(BUENOS AIRES).- Cuando el resto del plantel ya se había ido, dos figuras se quedaron charlando en el River Camp. Uno era Eduardo Coudet, el entrenador más cuestionado del momento. El otro, uno de los refuerzos de mayor peso que llegó en este mercado. Fueron los últimos en irse del predio después de la práctica.
El futbolista en cuestión es Nicolás Otamendi, según informó el periodista Renzo Pantich. El campeón del mundo buscó a Coudet apenas terminó el entrenamiento para tener una charla cara a cara.
De qué hablaron
Durante el encuentro abordaron distintos temas del presente del equipo. No fue un cruce protocolar ni un saludo de pasillo: los dos se tomaron el tiempo cuando ya no quedaba nadie más en el lugar.
El objetivo del defensor fue claro.
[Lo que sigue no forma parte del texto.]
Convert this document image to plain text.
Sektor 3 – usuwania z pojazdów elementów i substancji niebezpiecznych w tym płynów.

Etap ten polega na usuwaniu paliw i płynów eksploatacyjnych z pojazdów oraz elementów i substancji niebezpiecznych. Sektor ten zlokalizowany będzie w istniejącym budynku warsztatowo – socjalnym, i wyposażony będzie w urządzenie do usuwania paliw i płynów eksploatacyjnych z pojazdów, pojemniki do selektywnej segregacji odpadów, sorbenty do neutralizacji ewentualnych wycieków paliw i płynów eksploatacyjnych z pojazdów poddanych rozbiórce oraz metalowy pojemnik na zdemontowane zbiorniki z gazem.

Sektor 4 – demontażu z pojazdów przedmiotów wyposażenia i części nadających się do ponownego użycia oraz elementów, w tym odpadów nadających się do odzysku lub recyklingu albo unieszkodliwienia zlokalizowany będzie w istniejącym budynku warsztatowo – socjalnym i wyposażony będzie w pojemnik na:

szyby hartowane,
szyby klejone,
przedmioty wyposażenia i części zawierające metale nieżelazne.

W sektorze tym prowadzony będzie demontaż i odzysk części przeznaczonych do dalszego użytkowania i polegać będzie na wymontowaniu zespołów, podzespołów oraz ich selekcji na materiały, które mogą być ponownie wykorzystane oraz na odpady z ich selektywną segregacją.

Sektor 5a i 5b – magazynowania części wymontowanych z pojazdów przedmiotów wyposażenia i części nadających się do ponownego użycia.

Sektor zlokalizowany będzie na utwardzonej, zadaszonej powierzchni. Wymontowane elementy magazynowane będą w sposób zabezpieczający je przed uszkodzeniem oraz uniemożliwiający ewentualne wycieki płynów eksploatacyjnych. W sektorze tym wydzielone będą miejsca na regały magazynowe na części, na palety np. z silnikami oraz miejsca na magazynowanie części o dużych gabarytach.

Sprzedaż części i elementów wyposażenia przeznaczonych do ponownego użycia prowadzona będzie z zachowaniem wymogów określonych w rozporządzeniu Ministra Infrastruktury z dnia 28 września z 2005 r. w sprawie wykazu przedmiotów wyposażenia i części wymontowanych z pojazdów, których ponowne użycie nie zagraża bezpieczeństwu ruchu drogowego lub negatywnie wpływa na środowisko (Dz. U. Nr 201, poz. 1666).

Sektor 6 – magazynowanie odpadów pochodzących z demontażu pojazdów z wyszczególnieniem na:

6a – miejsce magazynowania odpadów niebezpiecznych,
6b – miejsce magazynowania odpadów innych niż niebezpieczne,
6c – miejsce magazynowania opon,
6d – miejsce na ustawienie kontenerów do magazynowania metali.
Otamendi buscó brindarle su apoyo al entrenador en un momento complejo, marcando posición en un vestuario que viene atravesado por el ruido y las decisiones dirigenciales.
Por qué el gesto pesa tanto
El respaldo llega justo cuando Coudet está bajo la lupa. El equipo tuvo un arranque de semestre para el olvido: quedó eliminado de la Copa Argentina ante Aldosivi y después perdió en el debut del Clausura frente a Barracas Central.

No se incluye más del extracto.